Но те, кто остался в живых, дату первой продажи прибора не помнят – они помнят, как 17 мая 2102 года Апекс погрузил мир во мрак.

Глава 1

– Ах ты, сука… – хриплю я.

Красный все сильнее сдавливает мне горло. Еще немного – и я вырублюсь, вот тогда точно – поминай, как звали. Обеими руками я упираюсь в горло мерзкой твари, чувствуя, как перекатывается под её кожей что-то мерзкое, вязкое, склизкое – что-то, что наполняет эту тварь, что делает её живой, скользит под моими пальцами густыми, тошнотворно-мягкими комками. Вот дерьмо! По нутру пробегает судорога, зубы сжимаются. Я смотрю в лицо Красному и морщусь от отвращения – вблизи эти сволочи еще омерзительнее. Если издали они до дрожи напоминают человека без кожи и костей, то в паре сантиметрах от моего лица, это – отвратная субстанция из красно-коричневой жижи под прозрачной розовой пленкой-кожей вообще ни на что не похожа – просто огромная куча бурого желе. Живого желе.

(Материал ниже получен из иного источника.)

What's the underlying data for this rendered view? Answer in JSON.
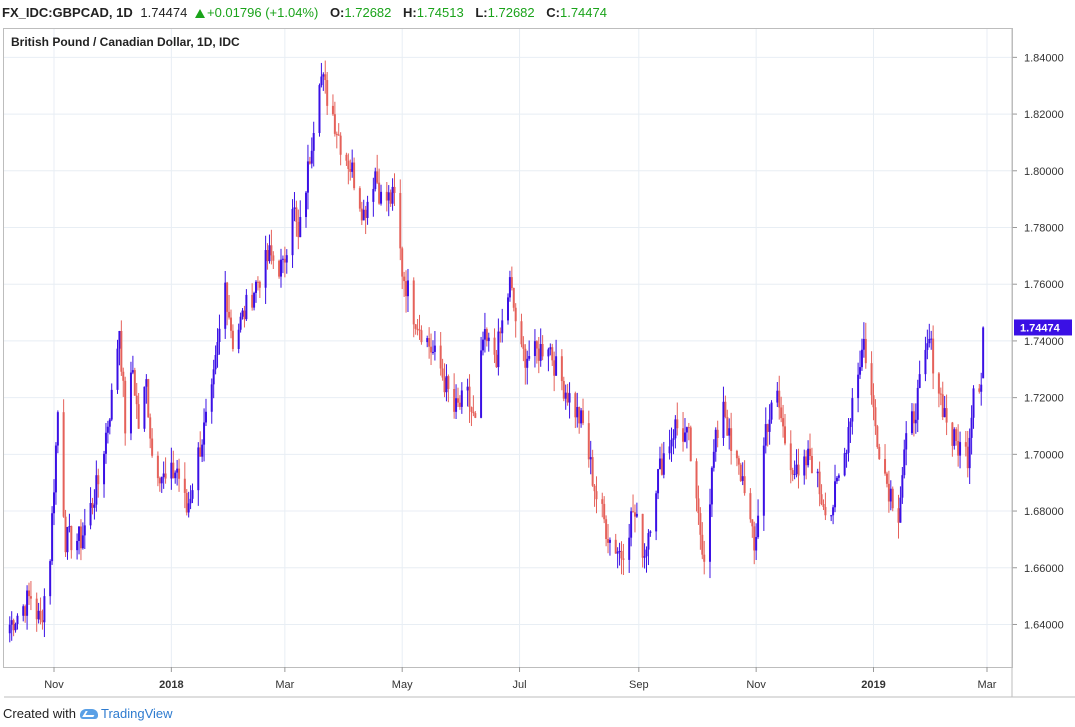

Круглая, как яйцо, голова Красного выдается вперед, приближается, пытается дотянуться до меня, а в следующее мгновение её передняя часть начинает трансформироваться, и там, где секунду назад ничего не было (у Красного нет лица, то есть – совсем нет), начинают вырисовываться до боли знакомые контуры – красно-коричневое месиво под розовой пленкой рисует на голове впадины и изгибы и изогнутые линии, которые складываются в тонкий нос, узкую полоску губ, худое, овальное лицо и большие глаза. Я взрываюсь – кричу, выворачиваю шею. Сердце, которое начало сбавлять темп из-за нехватки кислорода, подскочило и понеслось, как пришпоренное.

Перед смертью они примеряют лицо того, кого собираются убить.

Я смотрю в «лицо» красной мерзости и вижу себя – меня вот-вот сожрет моя же голова! Рот Красного раскрывается, являя мне мерзкую, блестящую пещеру красной глотки, глубокую до черноты – там сверкают лезвия циркулярных пил. Сука! Дергаюсь, вскрикиваю и изо всех сил пинаю Красного в живот. Тварь на сотую долю секунды отвлекается на свое тело – оно растягивается, как жевательная резинка, отбрасывая среднюю часть туловища на добрый метр, но оставляя конечности на прежнем месте, заставляя их неестественно растягиваться. Отдергиваю от его горла правую руку и хватаюсь за Апекс, мысленно рисую картинку нашей «норы» – Апекс так работает – чтобы возвращаться в исходную точку, нужно видеть её. Жму кнопку…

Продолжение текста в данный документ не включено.